Never regale the company with detailed descriptions of similar repasts that you have enjoyed in Pekin, but where puppy-dog roasts, rat-pie and sharks’ fins were the most appetizing features. Though roars of laughter reward your recital, you are not now in the antipodes.

Never give in in a contest over a favorite turkey-bone with a spoiled child of the family. Even if his howls shatter the frescoes, never forget that you are his senior, hence his superior.

Never feed your hostess’s favorite cat or lap-dog at the lunch-table, by setting the pretty creature on your shoulder, and tossing up scraps to him between your own mouthfuls. This may be artless, but is not in the best taste.
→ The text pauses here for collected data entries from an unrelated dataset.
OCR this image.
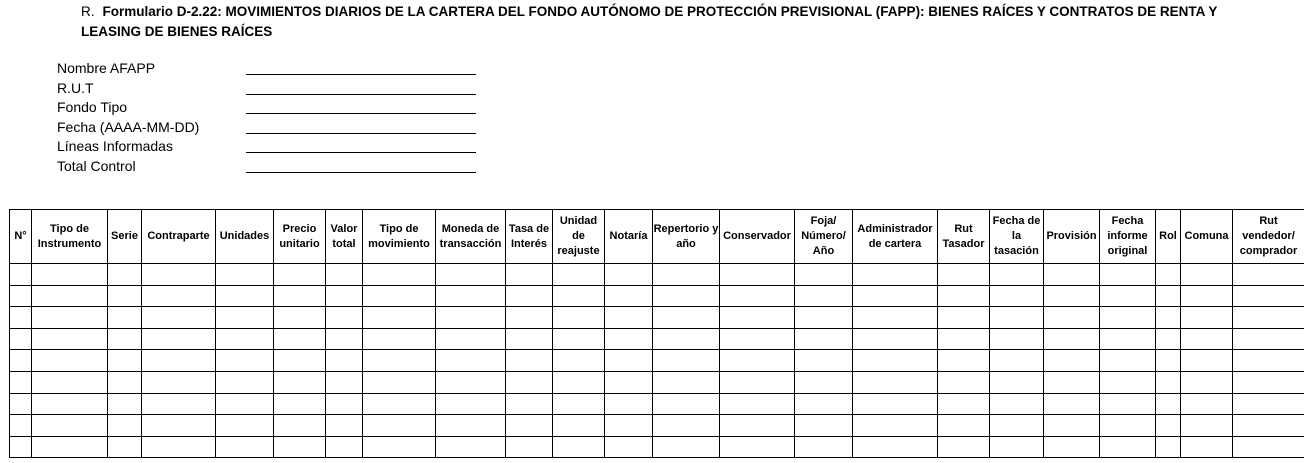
R. Formulario D-2.22: MOVIMIENTOS DIARIOS DE LA CARTERA DEL FONDO AUTÓNOMO DE PROTECCIÓN PREVISIONAL (FAPP): BIENES RAÍCES Y CONTRATOS DE RENTA Y LEASING DE BIENES RAÍCES
Nombre AFAPP
R.U.T
Fondo Tipo
Fecha (AAAA-MM-DD)
Líneas Informadas
Total Control
N°	Tipo de Instrumento	Serie	Contraparte	Unidades	Precio unitario	Valor total	Tipo de movimiento	Moneda de transacción	Tasa de Interés	Unidad de reajuste	Notaría	Repertorio y año	Conservador	Foja/ Número/ Año	Administrador de cartera	Rut Tasador	Fecha de la tasación	Provisión	Fecha informe original	Rol	Comuna	Rut vendedor/ comprador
Never neglect to quit the table after all the other guests have retired. To continue gorging and guzzling in solitary state is to make a show of yourself to the menials.

Never fail, when you have at last fully decided to give the repast a rest, to quit the room easily, though with a dignified air. To dance away with a hop, skip and a jump, while trolling out “a careless, careless tavern-catch,” or with painful grimaces, while convulsively clutching the pit of the stomach with both hands, is to hint a reflection upon the hospitality you have enjoyed. This might subject you to unflattering comment.

IV.
At Dinner.

Never forget that this is the repast par excellence.

Never, as an invited guest, be more than two hours late. Your host and hostess, as well as the other guests, may have starved themselves for a fortnight for this particular gorge.

Never, in handing in a lady, struggle desperately to pass through the dining-room doorway two abreast, if said aperture admits but one at a time sidewise. Even if it break your proud heart, give the lady precedence always.